The above figure shows a log-log diagram of the number of wanted pages in the German Wikipedia, number of broken links pointing to them and a visual power law fit with γ ≈ 3. The clean power law can be explained by the exponential growth of links and the assumptions that the more a not-existing article is linked, the more likely someone will create it. Most languages have similar values but one can also find some exceptions and differences between small and large Wikis.
Content structure of Wikipedia articles can be identified using samples or using categories. Wikipedia’s category system is a special form of social tagging related to classification and subject indexing.Generally in Wikipedias there is a variety of special pages for organization and navigation, like subject portals, lists, articles for single years, month and dates, templates, and navigation bars. There are also attempts to add more semantic markup. In German Wikipedia there are special templates to judge articles, to mark links to external databases and for collecting metadata on people. Beside such special pages, every article links to its most related topics. Tests have been done on deriving thesaurus structures out of the linking between Wikipedia articles. Detailed comparisons with existing thesauruses and semantic networks and linguistic methods have also been tried.

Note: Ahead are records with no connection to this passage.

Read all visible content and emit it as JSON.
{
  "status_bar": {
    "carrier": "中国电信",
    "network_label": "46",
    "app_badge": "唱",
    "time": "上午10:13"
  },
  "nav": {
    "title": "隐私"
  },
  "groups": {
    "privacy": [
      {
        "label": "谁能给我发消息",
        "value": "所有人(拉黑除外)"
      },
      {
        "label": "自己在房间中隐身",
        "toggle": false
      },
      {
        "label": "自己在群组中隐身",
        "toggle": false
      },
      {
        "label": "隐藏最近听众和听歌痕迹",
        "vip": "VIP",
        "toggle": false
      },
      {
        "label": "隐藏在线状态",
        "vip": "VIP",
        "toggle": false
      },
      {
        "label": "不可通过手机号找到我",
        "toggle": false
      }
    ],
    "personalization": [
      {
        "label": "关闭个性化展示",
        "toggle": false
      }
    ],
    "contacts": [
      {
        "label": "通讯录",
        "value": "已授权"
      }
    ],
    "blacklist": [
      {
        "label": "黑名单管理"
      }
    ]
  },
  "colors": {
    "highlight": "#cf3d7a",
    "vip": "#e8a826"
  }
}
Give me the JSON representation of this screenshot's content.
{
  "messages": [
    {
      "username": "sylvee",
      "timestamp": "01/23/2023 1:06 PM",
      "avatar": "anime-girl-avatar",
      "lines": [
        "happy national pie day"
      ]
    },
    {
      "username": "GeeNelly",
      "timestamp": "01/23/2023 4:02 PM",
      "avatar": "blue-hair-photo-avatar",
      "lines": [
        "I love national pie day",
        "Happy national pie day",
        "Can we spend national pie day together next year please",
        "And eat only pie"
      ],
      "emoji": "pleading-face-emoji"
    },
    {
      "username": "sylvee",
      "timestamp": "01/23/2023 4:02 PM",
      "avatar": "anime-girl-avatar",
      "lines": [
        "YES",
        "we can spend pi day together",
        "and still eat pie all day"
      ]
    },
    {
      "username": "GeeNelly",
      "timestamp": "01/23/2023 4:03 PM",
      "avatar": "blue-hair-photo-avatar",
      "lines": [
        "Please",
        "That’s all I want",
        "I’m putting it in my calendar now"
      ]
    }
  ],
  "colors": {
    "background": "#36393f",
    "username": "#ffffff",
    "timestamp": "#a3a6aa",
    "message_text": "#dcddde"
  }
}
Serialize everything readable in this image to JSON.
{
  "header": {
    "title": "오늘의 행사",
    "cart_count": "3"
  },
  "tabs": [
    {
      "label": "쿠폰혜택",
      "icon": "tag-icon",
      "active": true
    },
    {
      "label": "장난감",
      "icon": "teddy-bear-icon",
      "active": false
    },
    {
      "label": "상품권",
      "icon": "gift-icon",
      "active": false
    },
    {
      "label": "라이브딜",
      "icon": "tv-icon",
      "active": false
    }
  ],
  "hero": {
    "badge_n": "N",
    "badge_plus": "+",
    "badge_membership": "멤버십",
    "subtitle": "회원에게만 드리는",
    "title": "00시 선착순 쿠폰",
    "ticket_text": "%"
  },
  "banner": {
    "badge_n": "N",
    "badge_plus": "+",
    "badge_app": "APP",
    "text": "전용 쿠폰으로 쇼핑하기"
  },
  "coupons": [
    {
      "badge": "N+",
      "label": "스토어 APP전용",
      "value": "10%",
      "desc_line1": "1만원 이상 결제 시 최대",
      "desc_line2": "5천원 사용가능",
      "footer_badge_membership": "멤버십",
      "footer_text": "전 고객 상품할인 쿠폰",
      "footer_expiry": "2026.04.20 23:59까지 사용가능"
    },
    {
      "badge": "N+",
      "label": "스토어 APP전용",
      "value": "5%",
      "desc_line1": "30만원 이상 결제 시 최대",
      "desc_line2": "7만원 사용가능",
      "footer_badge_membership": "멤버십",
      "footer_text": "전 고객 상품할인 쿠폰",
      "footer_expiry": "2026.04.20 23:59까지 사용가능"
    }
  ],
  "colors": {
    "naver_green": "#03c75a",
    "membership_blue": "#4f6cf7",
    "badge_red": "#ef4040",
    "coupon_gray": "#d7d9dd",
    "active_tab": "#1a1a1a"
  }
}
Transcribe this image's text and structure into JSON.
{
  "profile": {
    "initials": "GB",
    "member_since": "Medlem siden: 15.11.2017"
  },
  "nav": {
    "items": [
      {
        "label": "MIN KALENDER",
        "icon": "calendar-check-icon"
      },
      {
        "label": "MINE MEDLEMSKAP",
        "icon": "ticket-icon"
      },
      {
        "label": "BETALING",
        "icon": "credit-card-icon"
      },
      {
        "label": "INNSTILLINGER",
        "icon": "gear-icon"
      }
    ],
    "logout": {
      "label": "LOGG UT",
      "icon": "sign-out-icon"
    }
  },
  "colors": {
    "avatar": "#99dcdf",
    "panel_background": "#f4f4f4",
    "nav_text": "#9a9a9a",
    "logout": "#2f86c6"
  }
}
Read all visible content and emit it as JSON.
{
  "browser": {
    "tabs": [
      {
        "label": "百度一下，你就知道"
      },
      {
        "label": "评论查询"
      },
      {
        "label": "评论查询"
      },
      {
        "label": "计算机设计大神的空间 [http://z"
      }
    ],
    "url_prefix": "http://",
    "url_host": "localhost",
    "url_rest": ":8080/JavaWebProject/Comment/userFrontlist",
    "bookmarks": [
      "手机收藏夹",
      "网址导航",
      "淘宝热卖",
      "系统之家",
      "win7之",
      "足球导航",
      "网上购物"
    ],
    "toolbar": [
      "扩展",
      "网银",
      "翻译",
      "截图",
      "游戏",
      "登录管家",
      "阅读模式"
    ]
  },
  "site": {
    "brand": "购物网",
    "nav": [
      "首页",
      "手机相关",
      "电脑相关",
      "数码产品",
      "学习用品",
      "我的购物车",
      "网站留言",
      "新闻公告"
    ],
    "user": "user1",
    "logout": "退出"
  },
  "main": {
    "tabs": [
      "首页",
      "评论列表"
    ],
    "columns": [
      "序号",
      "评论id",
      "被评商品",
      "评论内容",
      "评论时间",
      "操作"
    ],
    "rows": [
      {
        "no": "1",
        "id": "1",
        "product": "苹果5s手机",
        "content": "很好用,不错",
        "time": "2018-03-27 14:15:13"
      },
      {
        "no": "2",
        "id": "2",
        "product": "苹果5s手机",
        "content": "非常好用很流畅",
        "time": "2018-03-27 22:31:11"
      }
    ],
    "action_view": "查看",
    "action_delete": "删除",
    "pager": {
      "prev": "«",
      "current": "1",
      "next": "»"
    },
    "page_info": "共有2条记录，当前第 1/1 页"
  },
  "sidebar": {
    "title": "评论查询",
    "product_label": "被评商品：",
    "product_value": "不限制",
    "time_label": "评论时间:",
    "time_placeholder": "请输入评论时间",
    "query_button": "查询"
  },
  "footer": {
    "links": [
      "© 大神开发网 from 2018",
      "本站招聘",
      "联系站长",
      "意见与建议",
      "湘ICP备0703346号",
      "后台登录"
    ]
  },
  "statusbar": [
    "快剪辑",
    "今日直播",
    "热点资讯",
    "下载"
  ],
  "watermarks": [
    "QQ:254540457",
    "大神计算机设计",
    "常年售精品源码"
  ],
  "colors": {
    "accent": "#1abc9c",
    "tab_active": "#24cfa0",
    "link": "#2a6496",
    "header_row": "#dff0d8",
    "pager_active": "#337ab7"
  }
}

The more people read an article the more errors are emended. We cannot be sure how many qualified people have read an article and how many errors remain. Edit history and user contributions are auxiliary clues but very time-consuming to review. [ Lih, 2004 ] used the number of edits and the number of unique editors as a very simple and arguable approximation for quality. Wikipedia has been evaluated several times by journalist with very good results and Wikipedia articles are regularly cited in press. The overall quality of Wikipedia mainly depends on your definition of (information) quality and the time scale you are interested in.
- Cunningham, W. & Leuf, B. The Wiki Way. Quick Collaboration on the Web, Reading, Mass.: Addison-Wesley, 2001.
- Lih, A.Wikipedia as Participatory Journalism: Reliable Sources? Metrics for evaluating collaborative media as a news resource, Symposium. Proceedings of the International Symposium on Online Journalism 2004.